5
votes

I'm struggling to efficiently bulk update relationship properties in Neo4j. The objective is to update ~ 500,000 relationships (each with roughly 3 properties) which I chunk into batches of 1,000 and processing in a single Cypher statement,

UNWIND {rows} AS row
MATCH (s:Entity) WHERE s.uuid = row.source
MATCH (t:Entity) WHERE t.uuid = row.target
MATCH (s)-[r:CONSUMED]->(t)
SET r += row.properties

however each batch of 1,000 nodes takes around 60 seconds. There exists an index on UUID property for the :Entity label, i.e. I've previously run,

CREATE INDEX ON :Entity(uuid)

which means that matching the relationship is super efficient per the query plan,

enter image description here

There's 6 total db hits and the query executes in ~ 150 ms. I've also added a uniqueness constraint on the UUID property which ensures that each match only returns one element,

CREATE CONSTRAINT ON (n:Entity) ASSERT n.uuid IS UNIQUE

Does anyone know how I can further debug this to understand why it's taking Neo4j so long to process the relationships?

Note that I'm using similar logic for updating nodes which is orders of magnitude faster which have significant more metadata associated with them.

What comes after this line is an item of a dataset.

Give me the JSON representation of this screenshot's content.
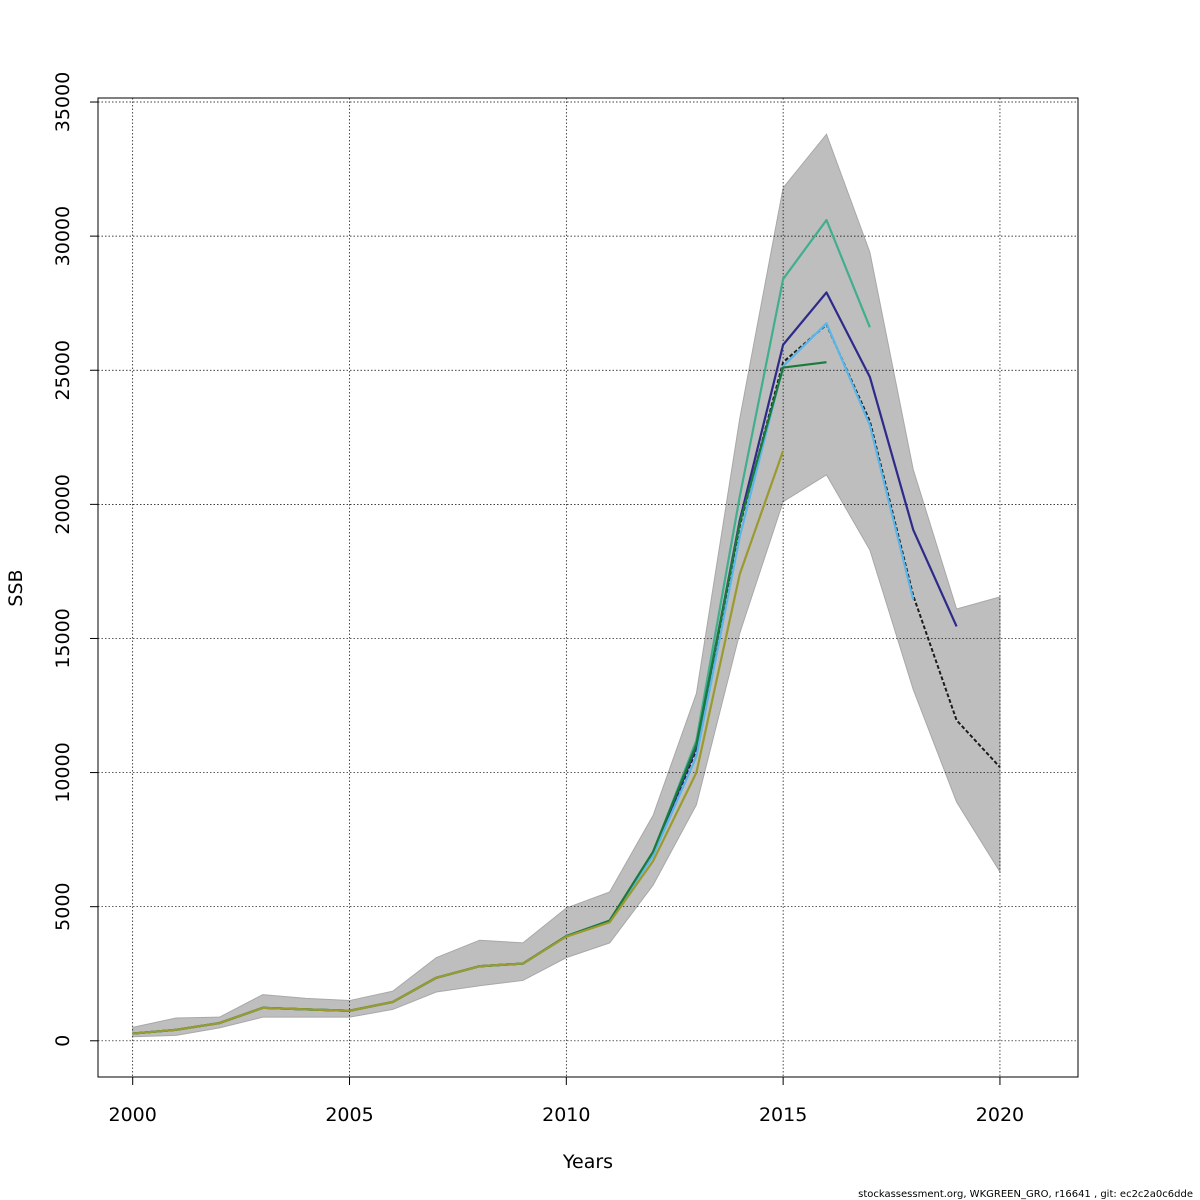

For reference I'm using Neo4j 3.0.3, py2neo, and Bolt. The Python code block is of the form,

for chunk in chunker(relationships): # 1,000 relationships per chunk
    with graph.begin() as tx:
        statement = """
            UNWIND {rows} AS row
            MATCH (s:Entity) WHERE s.uuid = row.source
            MATCH (t:Entity) WHERE t.uuid = row.target
            MATCH (s)-[r:CONSUMED]->(t)
            SET r += row.properties
            """

            rows = []

            for rel in chunk:
                rows.append({
                    'properties': dict(rel),
                    'source': rel.start_node()['uuid'],
                    'target': rel.end_node()['uuid'],
                })

            tx.run(statement, rows=rows)
2

2 Answers

2
votes

Try this query:

UNWIND {rows} AS row
WITH row.source as source, row.target as target, row
MATCH (s:Entity {uuid:source})
USING INDEX s:Entity(uuid)
WITH * WHERE true
MATCH (t:Entity {uuid:target})
USING INDEX t:Entity(uuid)
MATCH (s)-[r:CONSUMED]->(t)
SET r += row.properties;

It uses index hints to force an index lookup for both Entity nodes and then an Expand(Into) operator which should be more performant than the Expand(All) and Filter operators shown by your query plan.

0
votes

@william-lyon I was wondering whether I need the WITH * WHERE true clause? The reason I ask is that the number of DB hits increases from 4 to 8, i.e.

PROFILE
MATCH (s:Entity {uuid:row.source})
USING INDEX s:Entity(uuid)
MATCH (t:Entity {uuid:row.target})
USING INDEX t:Entity(uuid)
MATCH (s)-[r:CONSUMED]->(t)

returns

whereas

PROFILE
MATCH (s:Entity {uuid:row.source})
USING INDEX s:Entity(uuid)
WITH * WHERE true
MATCH (t:Entity {uuid:row.target})
USING INDEX t:Entity(uuid)
MATCH (s)-[r:CONSUMED]->(t)

returns

Note that the using the index hints reduces the number of DB hits from 6 down to 4. For context we have multiple node labels (and indexes) though every node has the :Entity label.